I'm skinny (a bit underweight), due to my very high metabolism (& stress), and my self-esteem definately is lower because of it. But looking on the bright side, i can eat as much as whatever i want without the weight-gaining issue that most people have (but i still want to be healthy, and not get diabetes.., so above is not strictly true).
Chocolate is definitely my drug of choice :
:.
I have high metabolism too which is the only reason I'm not obese (yet). I still should lose weight but most of all I should somehow put a stop at this blood sugar/mood roller-coaster ride I've been having for years.
If I don't get sweets, it really makes me anxiety worse and makes me tired.
Unfortunately I have zero willpower so I can't deal with the "withdrawal".

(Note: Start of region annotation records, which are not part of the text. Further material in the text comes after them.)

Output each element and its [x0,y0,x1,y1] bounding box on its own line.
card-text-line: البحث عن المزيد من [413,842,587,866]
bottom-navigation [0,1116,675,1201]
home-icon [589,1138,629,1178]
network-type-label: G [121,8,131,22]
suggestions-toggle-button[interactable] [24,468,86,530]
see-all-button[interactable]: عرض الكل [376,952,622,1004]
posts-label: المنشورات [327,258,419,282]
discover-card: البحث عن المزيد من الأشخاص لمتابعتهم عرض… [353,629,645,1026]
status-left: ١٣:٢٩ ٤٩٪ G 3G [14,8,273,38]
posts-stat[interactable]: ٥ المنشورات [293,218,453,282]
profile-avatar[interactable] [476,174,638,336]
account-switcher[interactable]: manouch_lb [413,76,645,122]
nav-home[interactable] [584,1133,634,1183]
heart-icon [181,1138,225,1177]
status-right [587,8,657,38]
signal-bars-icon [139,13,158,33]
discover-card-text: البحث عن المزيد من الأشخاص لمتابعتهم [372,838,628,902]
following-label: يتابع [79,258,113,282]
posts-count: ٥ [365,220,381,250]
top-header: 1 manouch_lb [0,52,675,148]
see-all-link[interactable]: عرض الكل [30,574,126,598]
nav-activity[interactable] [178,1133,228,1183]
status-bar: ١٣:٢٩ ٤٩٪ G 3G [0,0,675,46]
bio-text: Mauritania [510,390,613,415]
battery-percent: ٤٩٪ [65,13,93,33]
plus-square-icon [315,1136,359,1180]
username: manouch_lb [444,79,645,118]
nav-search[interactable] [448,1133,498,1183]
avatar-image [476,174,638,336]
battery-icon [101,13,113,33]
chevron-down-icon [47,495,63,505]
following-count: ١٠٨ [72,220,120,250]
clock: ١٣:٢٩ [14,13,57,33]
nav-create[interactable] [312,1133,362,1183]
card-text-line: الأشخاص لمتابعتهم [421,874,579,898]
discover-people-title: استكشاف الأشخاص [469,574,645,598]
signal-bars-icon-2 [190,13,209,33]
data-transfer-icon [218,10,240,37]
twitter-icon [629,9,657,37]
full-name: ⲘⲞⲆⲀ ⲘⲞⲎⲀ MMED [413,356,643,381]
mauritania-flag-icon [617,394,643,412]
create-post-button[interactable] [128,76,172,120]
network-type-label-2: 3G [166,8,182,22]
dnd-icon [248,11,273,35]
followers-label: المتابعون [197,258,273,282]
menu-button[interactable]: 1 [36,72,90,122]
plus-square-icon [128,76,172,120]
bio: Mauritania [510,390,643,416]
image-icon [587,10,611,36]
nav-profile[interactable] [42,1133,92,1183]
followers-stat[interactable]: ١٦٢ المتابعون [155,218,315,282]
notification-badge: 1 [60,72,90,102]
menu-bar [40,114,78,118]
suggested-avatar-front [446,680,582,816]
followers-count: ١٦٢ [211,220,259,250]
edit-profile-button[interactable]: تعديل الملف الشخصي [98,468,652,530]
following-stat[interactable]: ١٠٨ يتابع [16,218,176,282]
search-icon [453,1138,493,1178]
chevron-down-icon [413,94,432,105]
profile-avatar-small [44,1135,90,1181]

Thank you for your weight loss tips. Unfortunately, I know a lot about losing weight in theory. I just don't have the will. So nobody can help me. It's all up to me.
I used to, a lot.
Then I got tired of it, so I've been saying no to myself and distracting myself with some other means, like coming on here, going for a walk. Except the times I do give in are when I'm incredibly depressed. One could even say sulking. Especially if I'm really lonely!
So to avoid eating I've begun to learn to eat when I feel actual hunger, and not an emotional need. Separate the two.
Sometimes doing something physical works better. Like turning up your favourite music and dancing.... as embarrassing as it is, nobody will be around so why not?
Congratulations for your success!
I know I have big issues with separating real hunger and emotional need. I haven't found any way to really ease the anxiety enough to not succumb to binge eating. Exercising, music, drawing, reading, going out, eating something healthy, drinking tea, it's all good but no good enough. It works at a good day, not at a bad day. And since I've given up, I always think "what's the point?".
I do this too... Haven't over the last 2-3 days though which, sadly, is really good for me... The only reason I have stopped is because I'm trying to lose weight. I was at my wits end and just decided that's not what I want to be anymore. Mindless eating when food is not what I am lacking. Weight can really contribute to another reason to stay in the house, another reason to hate yourself, another reason to not live the life you want. Do you do other things while you eat? Like are you on the computer when you eat? Because if you can learn to get absorbed in one thing at a time, then you can distract yourself from needing food. hhhm...... I can't help much because I need a lot of help with this too.
The longest diet I had lasted for five days. Nowadays I know I can do one day only. Then my blood sugar crashes and I feel so bad I will over eat.
It is a vicious cycle, isn't it?
Feel anxious, eat, get fat, feel anxious about being fat, eat some more.
It's would be hilarious if it wasn't so damn depressing.
Although, I'm so ugly that even as a thin lady it wouldn't much matter. Which of course is a bad excuse - I should care more about my mental and physical health!
I am sorry you overeat. I worry about you over drinking alone in your apartment. Try to avoid that ok? I find if I am anxious and feel depressed, meditating-or practicing mindfulness helps me some... also I have taken up working-out on my never used exercise equipment as of the last few weeks. That eases stress and tension and gives my body a chemical high naturally while I get to look better physically. Try physical activity over food or drinking anyday
Sugar is "crack" basically and eats out your insides be careful.
Sugar is indeed "crack" for me.
I try to keep my drinking at sensible amounts. Although sometimes I feel "sensible" is missing from my vocabulary, lol. ;I
think I should try to exercise more regularly.Especially now that it's christmas coming and all. Just thinking about all the chocolate makes me both very happy and sick rolleyess:.